Fonds spéciaux : le Conseil constitutionnel déclare irrecevable la proposition de loi de l’Assemblée nationale

Mardi 25 Aout 2026

Le Conseil constitutionnel a tranché. Les Sages ont déclaré irrecevable la proposition de loi initiée à l’Assemblée nationale en vue d’encadrer les fonds spéciaux. Cette décision met un terme, en l’état, au processus législatif engagé par les députés sur cette question sensible liée à la gestion des finances publiques.

La décision de la haute juridiction intervient dans un contexte marqué par une vigilance accrue sur le respect des règles constitutionnelles entourant l’élaboration et l’adoption des lois. En déclarant la proposition irrecevable, le Conseil constitutionnel rappelle les limites qui s’imposent aux initiatives parlementaires, notamment lorsqu’elles touchent aux finances publiques et aux prérogatives de l’Exécutif.

Le texte porté par l’Assemblée nationale entendait instaurer un cadre législatif autour des fonds spéciaux. Mais l’initiative parlementaire n’a finalement pas franchi le contrôle du Conseil constitutionnel, dont la décision bloque sa poursuite dans sa forme actuelle.

Cette nouvelle décision intervient quelques semaines après un autre arbitrage important des Sages. En juillet dernier, le Conseil constitutionnel avait déjà invalidé la proposition de révision constitutionnelle n°17/2026 adoptée par les députés.

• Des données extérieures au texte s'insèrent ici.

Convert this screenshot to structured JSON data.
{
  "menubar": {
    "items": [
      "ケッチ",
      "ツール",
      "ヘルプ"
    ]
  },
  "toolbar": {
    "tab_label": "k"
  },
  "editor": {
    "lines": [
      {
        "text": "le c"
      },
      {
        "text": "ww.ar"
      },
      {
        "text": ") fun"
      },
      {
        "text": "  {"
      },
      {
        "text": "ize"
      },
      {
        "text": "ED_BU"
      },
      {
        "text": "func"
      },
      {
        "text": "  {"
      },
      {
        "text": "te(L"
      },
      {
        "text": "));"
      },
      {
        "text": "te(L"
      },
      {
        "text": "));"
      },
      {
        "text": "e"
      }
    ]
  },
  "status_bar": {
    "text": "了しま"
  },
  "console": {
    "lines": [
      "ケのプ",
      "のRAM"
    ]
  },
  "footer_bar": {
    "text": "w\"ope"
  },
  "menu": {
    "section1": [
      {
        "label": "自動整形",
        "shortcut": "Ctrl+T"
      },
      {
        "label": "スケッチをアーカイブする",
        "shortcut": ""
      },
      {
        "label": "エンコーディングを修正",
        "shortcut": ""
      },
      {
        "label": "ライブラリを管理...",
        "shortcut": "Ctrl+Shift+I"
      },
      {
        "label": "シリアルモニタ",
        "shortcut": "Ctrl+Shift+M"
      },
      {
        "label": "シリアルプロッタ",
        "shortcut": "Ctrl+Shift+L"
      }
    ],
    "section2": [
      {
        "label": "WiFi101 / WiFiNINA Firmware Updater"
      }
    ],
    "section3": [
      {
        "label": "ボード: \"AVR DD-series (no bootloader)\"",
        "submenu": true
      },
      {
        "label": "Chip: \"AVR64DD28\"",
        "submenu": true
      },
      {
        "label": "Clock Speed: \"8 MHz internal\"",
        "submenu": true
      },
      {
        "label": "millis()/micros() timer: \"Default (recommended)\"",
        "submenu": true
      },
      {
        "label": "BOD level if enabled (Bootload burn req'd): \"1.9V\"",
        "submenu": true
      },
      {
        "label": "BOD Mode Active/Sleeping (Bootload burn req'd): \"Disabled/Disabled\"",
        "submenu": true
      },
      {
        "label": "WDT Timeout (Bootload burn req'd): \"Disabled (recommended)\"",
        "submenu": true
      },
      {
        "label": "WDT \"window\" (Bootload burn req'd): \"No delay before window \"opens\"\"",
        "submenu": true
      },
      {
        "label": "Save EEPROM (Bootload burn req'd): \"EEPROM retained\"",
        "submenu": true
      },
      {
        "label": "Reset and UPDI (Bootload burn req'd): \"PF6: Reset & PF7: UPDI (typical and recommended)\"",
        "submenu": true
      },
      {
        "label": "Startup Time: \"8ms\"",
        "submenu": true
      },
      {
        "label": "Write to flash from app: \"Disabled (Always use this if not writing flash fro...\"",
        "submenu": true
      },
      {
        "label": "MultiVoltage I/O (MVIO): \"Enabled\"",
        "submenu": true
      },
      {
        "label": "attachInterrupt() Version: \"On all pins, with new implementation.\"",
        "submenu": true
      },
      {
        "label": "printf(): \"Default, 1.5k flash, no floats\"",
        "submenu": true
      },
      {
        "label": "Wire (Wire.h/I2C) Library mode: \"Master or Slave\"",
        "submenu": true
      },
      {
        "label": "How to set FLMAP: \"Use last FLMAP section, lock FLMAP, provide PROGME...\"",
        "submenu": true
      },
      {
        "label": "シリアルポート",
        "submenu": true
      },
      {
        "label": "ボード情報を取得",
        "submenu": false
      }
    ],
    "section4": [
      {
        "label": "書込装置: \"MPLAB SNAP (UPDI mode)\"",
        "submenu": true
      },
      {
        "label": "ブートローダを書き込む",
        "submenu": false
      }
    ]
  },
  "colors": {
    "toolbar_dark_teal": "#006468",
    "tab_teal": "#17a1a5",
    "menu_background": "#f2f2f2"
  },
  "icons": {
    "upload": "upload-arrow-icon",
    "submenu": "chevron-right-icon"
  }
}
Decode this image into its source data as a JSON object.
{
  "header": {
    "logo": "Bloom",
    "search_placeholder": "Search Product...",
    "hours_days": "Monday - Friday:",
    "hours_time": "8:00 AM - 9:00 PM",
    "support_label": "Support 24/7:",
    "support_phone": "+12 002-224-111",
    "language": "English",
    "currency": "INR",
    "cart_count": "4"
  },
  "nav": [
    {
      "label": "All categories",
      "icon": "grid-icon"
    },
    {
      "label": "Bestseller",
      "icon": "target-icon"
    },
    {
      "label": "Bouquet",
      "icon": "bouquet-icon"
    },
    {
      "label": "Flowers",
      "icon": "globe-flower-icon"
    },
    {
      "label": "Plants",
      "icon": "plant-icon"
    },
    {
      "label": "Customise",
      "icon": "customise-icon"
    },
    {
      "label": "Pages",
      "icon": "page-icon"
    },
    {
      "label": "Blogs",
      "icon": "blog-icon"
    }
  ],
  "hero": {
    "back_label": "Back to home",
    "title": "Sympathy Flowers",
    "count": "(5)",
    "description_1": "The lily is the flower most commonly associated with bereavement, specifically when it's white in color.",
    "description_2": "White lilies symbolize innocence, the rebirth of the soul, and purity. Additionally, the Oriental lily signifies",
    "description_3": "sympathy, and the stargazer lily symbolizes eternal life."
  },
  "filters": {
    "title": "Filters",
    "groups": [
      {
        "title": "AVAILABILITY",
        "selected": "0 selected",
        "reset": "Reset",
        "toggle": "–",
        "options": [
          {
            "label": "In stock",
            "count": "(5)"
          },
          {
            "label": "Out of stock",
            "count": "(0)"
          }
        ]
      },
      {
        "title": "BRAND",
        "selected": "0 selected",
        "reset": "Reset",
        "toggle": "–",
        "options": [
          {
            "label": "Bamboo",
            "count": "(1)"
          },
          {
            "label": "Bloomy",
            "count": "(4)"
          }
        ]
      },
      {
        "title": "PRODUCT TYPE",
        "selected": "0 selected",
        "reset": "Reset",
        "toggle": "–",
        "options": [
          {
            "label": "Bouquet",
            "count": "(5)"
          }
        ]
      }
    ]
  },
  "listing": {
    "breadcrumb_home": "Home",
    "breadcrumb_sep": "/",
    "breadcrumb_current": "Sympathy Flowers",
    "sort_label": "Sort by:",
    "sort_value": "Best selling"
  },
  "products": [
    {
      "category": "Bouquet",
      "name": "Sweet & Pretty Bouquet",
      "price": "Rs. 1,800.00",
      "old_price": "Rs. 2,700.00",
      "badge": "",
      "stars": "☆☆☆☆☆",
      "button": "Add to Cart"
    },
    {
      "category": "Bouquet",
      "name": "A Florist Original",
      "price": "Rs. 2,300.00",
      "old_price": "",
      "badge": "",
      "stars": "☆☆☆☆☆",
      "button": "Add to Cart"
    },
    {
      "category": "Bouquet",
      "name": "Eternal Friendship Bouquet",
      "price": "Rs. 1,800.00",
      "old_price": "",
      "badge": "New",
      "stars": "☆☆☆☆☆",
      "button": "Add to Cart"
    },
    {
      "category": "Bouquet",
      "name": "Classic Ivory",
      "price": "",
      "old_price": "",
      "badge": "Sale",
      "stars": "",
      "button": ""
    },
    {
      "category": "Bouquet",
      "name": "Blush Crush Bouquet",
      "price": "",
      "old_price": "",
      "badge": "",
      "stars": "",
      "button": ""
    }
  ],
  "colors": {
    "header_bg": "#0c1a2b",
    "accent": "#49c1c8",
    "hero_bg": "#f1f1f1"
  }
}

La haute juridiction avait notamment relevé la création de nouvelles charges publiques sans recettes compensatrices, en violation de l’article 82 de la Constitution, ainsi que le non-respect d’une demande de vote bloqué formulée par le Gouvernement.

Avec l’irrecevabilité de la proposition de loi sur les fonds spéciaux, le Conseil constitutionnel réaffirme ainsi la primauté des règles constitutionnelles dans la fabrication de la loi et rappelle que l’initiative parlementaire reste soumise aux conditions de recevabilité fixées par la Loi fondamentale.

Pour l’Assemblée nationale, cette décision constitue un nouveau rappel des limites constitutionnelles encadrant son pouvoir d’initiative, particulièrement lorsque les textes proposés ont une incidence sur les finances de l’État ou sur le champ de compétence de l’Exécutif.